As a descendent of Tainui, this story was passed down to artist Te Rongo Kirkwood, who reimagines Hoturua’s tuahu in a dark volcanic basalt rock that forms Rangitoto. Kirkwood has incised a crucifix into the stone with a bowl-like insert made of red glass in reference to this ancient narrative, acknowledging the mana of her ancestor and the powerful elements of Rangitoto.

Virginia Leonard

Virginia Leonard, Urns for Unwanted Limbs and Other Things, 2022

Clay, resin, lustre, gold. Urns H350-1100 x W290-600mm. Plinths 1500 x 300mm.

Urns for Unwanted Limbs and Other Things is a series of seven sculptures from Virginia Leonard.

Reimagined in her characteristic skittle-coloured glazes and shining lustres, Leonard transforms the classic funerary vessel of the urn into something far from funereal. Leonard conceives these vessels as “a place to discard what you will.” This might include, she suggests, “feet, left legs, abdominal fat, double chins, in-laws, annoying neighbours.”

Like all of her works, the urns poke fun at our intolerance for what is uncomfortable, messy or deficient about ourselves and our lives: while we might be right to wish to be rid of belly fat and in-laws, any attempt to cut them loose and stow them away would be mostly hopeless, especially in these urns, which are covered in holes and protrusions and perched upon spindly stools, ready to be toppled by an onshore wind.

Janine Williams

Janine Williams, Black Picket Fence, 2022

Wood, 4800mm2.

As the work creates a movement with the wind and the site, it reflects the dance of our consumed traces repeating in nature. Echoing the drift of micro-plastics carried in the elements a dance of dire consequence for ocean habitats and marine species. By hoisting large colour sheets to the wind, soft plastic compositions flutter on lines that lean and tilt

It is easy to visit Waiheke with a mind to relax and enjoy the many leisures that the island offers – among them this sculpture festival.

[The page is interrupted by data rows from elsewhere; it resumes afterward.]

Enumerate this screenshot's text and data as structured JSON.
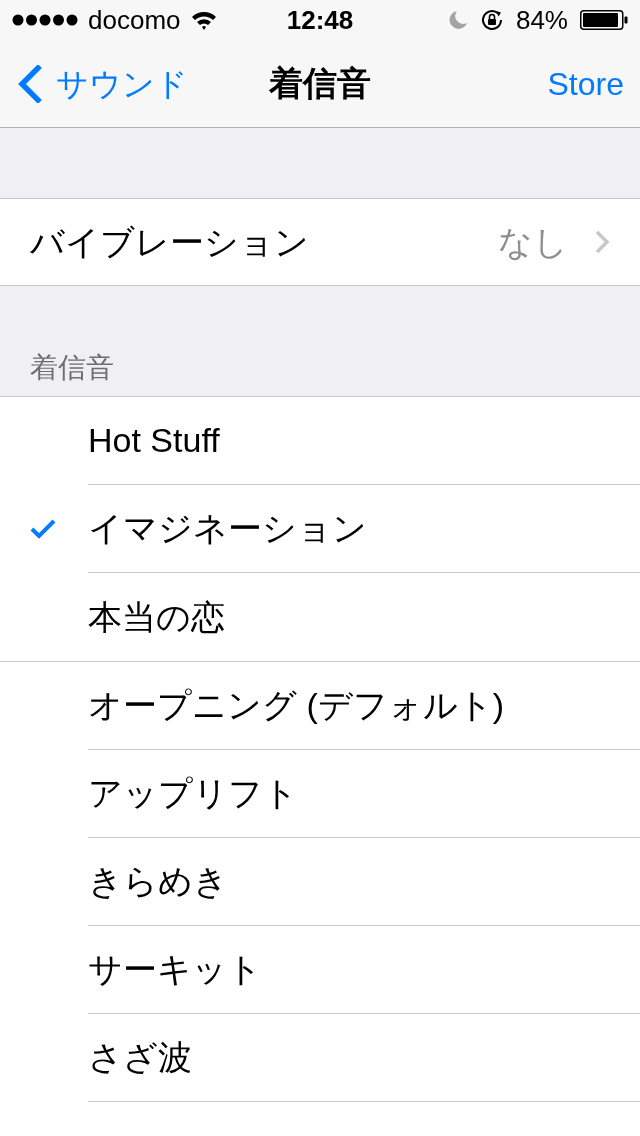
{
  "status_bar": {
    "carrier": "docomo",
    "time": "12:48",
    "battery": "84%"
  },
  "nav_bar": {
    "back": "サウンド",
    "title": "着信音",
    "action": "Store"
  },
  "vibration": {
    "label": "バイブレーション",
    "value": "なし"
  },
  "ringtones": {
    "header": "着信音",
    "groups": [
      {
        "items": [
          {
            "name": "Hot Stuff",
            "selected": false
          },
          {
            "name": "イマジネーション",
            "selected": true
          },
          {
            "name": "本当の恋",
            "selected": false
          }
        ]
      },
      {
        "items": [
          {
            "name": "オープニング (デフォルト)",
            "selected": false
          },
          {
            "name": "アップリフト",
            "selected": false
          },
          {
            "name": "きらめき",
            "selected": false
          },
          {
            "name": "サーキット",
            "selected": false
          },
          {
            "name": "さざ波",
            "selected": false
          }
        ]
      }
    ]
  }
}
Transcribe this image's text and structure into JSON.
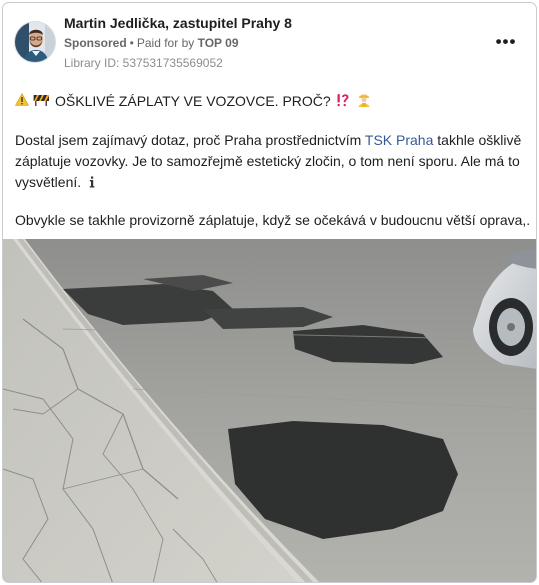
{
  "post": {
    "author": "Martin Jedlička, zastupitel Prahy 8",
    "sponsored": "Sponsored",
    "paid_for_prefix": "Paid for by",
    "payer": "TOP 09",
    "library_id": "Library ID: 537531735569052",
    "more_label": "•••",
    "headline_icons": [
      "warning-icon",
      "roadwork-barrier-icon"
    ],
    "headline": "OŠKLIVÉ ZÁPLATY VE VOZOVCE. PROČ?",
    "headline_trail_icons": [
      "exclamation-question-icon",
      "construction-worker-icon"
    ],
    "body_before_link": "Dostal jsem zajímavý dotaz, proč Praha prostřednictvím ",
    "body_link": "TSK Praha",
    "body_after_link": " takhle ošklivě záplatuje vozovky. Je to samozřejmě estetický zločin, o tom není sporu. Ale má to vysvětlení.",
    "body_info_icon": "information-icon",
    "body_second": "Obvykle se takhle provizorně záplatuje, když se očekává v budoucnu větší oprava,..."
  },
  "colors": {
    "link": "#385898",
    "text": "#1c1e21",
    "muted": "#65676b",
    "border": "#c8ccd1"
  }
}
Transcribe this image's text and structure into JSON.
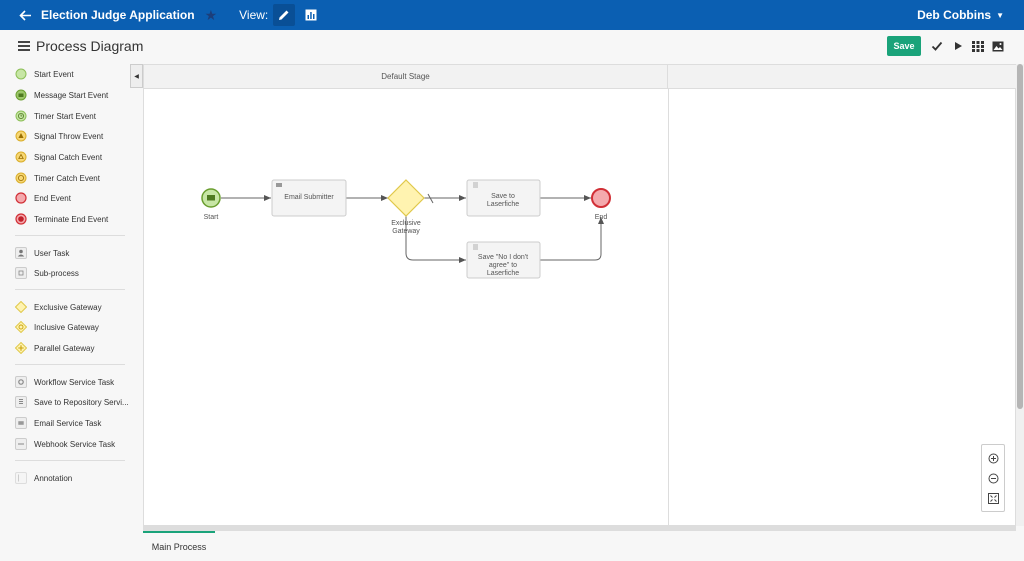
{
  "topbar": {
    "app_title": "Election Judge Application",
    "view_label": "View:",
    "user_name": "Deb Cobbins"
  },
  "header": {
    "title": "Process Diagram",
    "save_label": "Save"
  },
  "palette": {
    "events": [
      {
        "label": "Start Event",
        "icon": "start-event-icon"
      },
      {
        "label": "Message Start Event",
        "icon": "message-start-event-icon"
      },
      {
        "label": "Timer Start Event",
        "icon": "timer-start-event-icon"
      },
      {
        "label": "Signal Throw Event",
        "icon": "signal-throw-event-icon"
      },
      {
        "label": "Signal Catch Event",
        "icon": "signal-catch-event-icon"
      },
      {
        "label": "Timer Catch Event",
        "icon": "timer-catch-event-icon"
      },
      {
        "label": "End Event",
        "icon": "end-event-icon"
      },
      {
        "label": "Terminate End Event",
        "icon": "terminate-end-event-icon"
      }
    ],
    "tasks": [
      {
        "label": "User Task",
        "icon": "user-task-icon"
      },
      {
        "label": "Sub-process",
        "icon": "sub-process-icon"
      }
    ],
    "gateways": [
      {
        "label": "Exclusive Gateway",
        "icon": "exclusive-gateway-icon"
      },
      {
        "label": "Inclusive Gateway",
        "icon": "inclusive-gateway-icon"
      },
      {
        "label": "Parallel Gateway",
        "icon": "parallel-gateway-icon"
      }
    ],
    "services": [
      {
        "label": "Workflow Service Task",
        "icon": "workflow-service-task-icon"
      },
      {
        "label": "Save to Repository Servi...",
        "icon": "save-to-repository-icon"
      },
      {
        "label": "Email Service Task",
        "icon": "email-service-task-icon"
      },
      {
        "label": "Webhook Service Task",
        "icon": "webhook-service-task-icon"
      }
    ],
    "other": [
      {
        "label": "Annotation",
        "icon": "annotation-icon"
      }
    ]
  },
  "canvas": {
    "stage_label": "Default Stage",
    "nodes": {
      "start_label": "Start",
      "email_label": "Email Submitter",
      "gateway_label_line1": "Exclusive",
      "gateway_label_line2": "Gateway",
      "save1_line1": "Save to",
      "save1_line2": "Laserfiche",
      "save2_line1": "Save \"No I don't",
      "save2_line2": "agree\" to",
      "save2_line3": "Laserfiche",
      "end_label": "End"
    }
  },
  "tabs": {
    "main_process": "Main Process"
  },
  "colors": {
    "topbar": "#0b5fb2",
    "save_button": "#1aa37a",
    "start_fill": "#c7e6a5",
    "start_stroke": "#6a9e2f",
    "gateway_fill": "#fff3b0",
    "gateway_stroke": "#e0c84a",
    "end_fill": "#f4a9ad",
    "end_stroke": "#d12f36"
  }
}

With her work Black Picket Fence, artist Janine Williams, of Ngāti Pāoa descent, invites willing viewers into a reappraisal of the land as ancestral whenua and into a conversation around land ownership privatisation and dispossession and the lasting effects of these things on local iwi.

The form of the picket bears several layers of meaning, as a symbol of the quarter-acre dream with its footing in Crown thefts, and as a marker of the exclusion felt by many of those who whakapapa to the island when accessing their ancestral lands, now sub-divided and fenced-off.

It might also recall the use of the picket within activist efforts of past and present. Williams describes the work a homage to the people who work to protect the land from private interests, carved cross-shaped stars onto the posts in the manner of purapurawhetū tukutuku patterning as a gesture to the many descendants of Pāoa and an affirmation of their right to occupy these lands.